My friends, my fellow sojourners, if that sounds in any way like you – if some part of your journey now or in the past or in the future elicits that struggle, that confusion, that hurt –  then know this: our very lives are in themselves their own Emmaus journey.  And the Jesus we long so much to see, the Jesus whose presence we sometimes struggle to feel, is in fact the same one we meet along the way, the same one walking and talking with us, the same one who listens, really listens to the story we live and share, the same one who then takes time to share with us his own.

Jesus is, for us, the stranger we invite into our lives, the stranger we welcome into our homes and gather with around sacred tables, whether they be actual tables or places of connectional community created.  He is, for us, the one often hidden in plain sight, seen not in the big and bombastic, like we often expect – not in the obvious, the flashing-neon-signs.  He is there with us in the simple and sublime and surprising.  Ordinary bread broken at a run-of-the-mill table. Doubts and questions we muster the courage to share.  Simple acts of kindness that go unnoticed.  Love freely offered.  It is here where Jesus is found, whether we realize it is him or not; it his here where we come to see the truth of it all: that Jesus is the one finding us.

It was Dietrich Bonhoeffer who, when facing a rising Nazi empire and its lust for power and brute force, implored the faithful in his seminal work Life Together, to “be ready to allow ourselves to be interrupted by God, to know that God will constantly be crossing our paths, whether or not we know it is him.”  Or, as ol’ Margaret used to be fond of praying, “Thanks be to God that God’s great presence in our lives don’t depend on whether we always feel it or not.”[2]

You want to know what walking with Jesus means?  It means a number of things for us:

Walking with Jesus means putting one foot in front of the other.  So tell me, Trinity – in what ways have you taken part in the journey?  Hmm?

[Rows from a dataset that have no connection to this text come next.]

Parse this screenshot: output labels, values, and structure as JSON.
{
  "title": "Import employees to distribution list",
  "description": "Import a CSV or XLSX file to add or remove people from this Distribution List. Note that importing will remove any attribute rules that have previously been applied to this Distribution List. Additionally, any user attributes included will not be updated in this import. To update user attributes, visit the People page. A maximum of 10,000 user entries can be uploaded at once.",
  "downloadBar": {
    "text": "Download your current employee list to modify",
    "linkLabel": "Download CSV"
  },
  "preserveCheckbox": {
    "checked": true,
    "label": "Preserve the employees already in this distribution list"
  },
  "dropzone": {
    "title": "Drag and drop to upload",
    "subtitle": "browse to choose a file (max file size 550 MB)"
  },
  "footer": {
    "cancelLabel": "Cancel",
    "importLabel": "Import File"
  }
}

It means walking with others and taking time to share our story.  So tell me, Trinity – who do you walk with, and what stories do you choose to share?

Walking with Jesus means listening to the stories of others.  So tell me, Trinity – how have you been moved by the stories you’ve heard along the way?

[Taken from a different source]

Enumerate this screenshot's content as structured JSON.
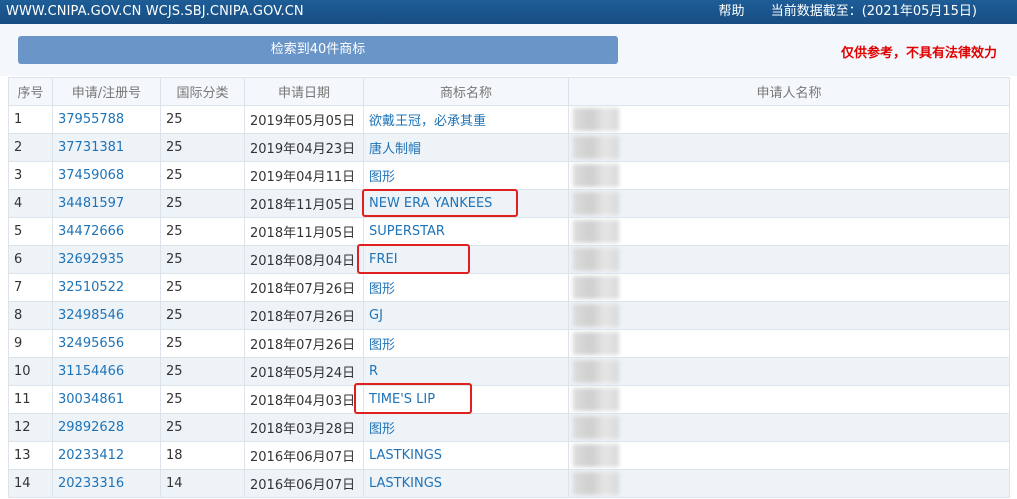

It means welcoming the stranger into the conversation, hearing their story, extending them hospitality.  So tell me, Trinity – how can we better be a people and a church that, as our 2020 Vision states, seeks to welcome the broken, the uncertain, the doubting, and welcome those things not just in other people, but in our own selves as well?

Walking with Jesus means gathering together around the table and breaking bread together.  So tell me, Trinity – when and where are those holy instances where we, with Jesus, experience true community and fellowship?  Where we have our eyes opened and see what we had not fully seen before?  And then experience the blessing of looking back on it all and saying to ourselves, Were not our hearts burning within us, while he was talking to us along the way?

May we, with Jesus and with each other, lace up the walking shoes, and plot our course, and get on with the journey before us. 

In the name of God the Creator, Redeemer and Sustainer, in the name of the One who walks with us and calls us to walk with each other, thanks be to God – and may all of God’s people say, AMEN!

 

* Because sermons are meant to be preached and are therefore prepared with the emphasis on verbal presentation, the written accounts occasionally stray from proper grammar and punctuation.

[1] A Preacher’s Guide to Lectionary Sermon Series, Westminster John Knox Press, 2016, pg. 34.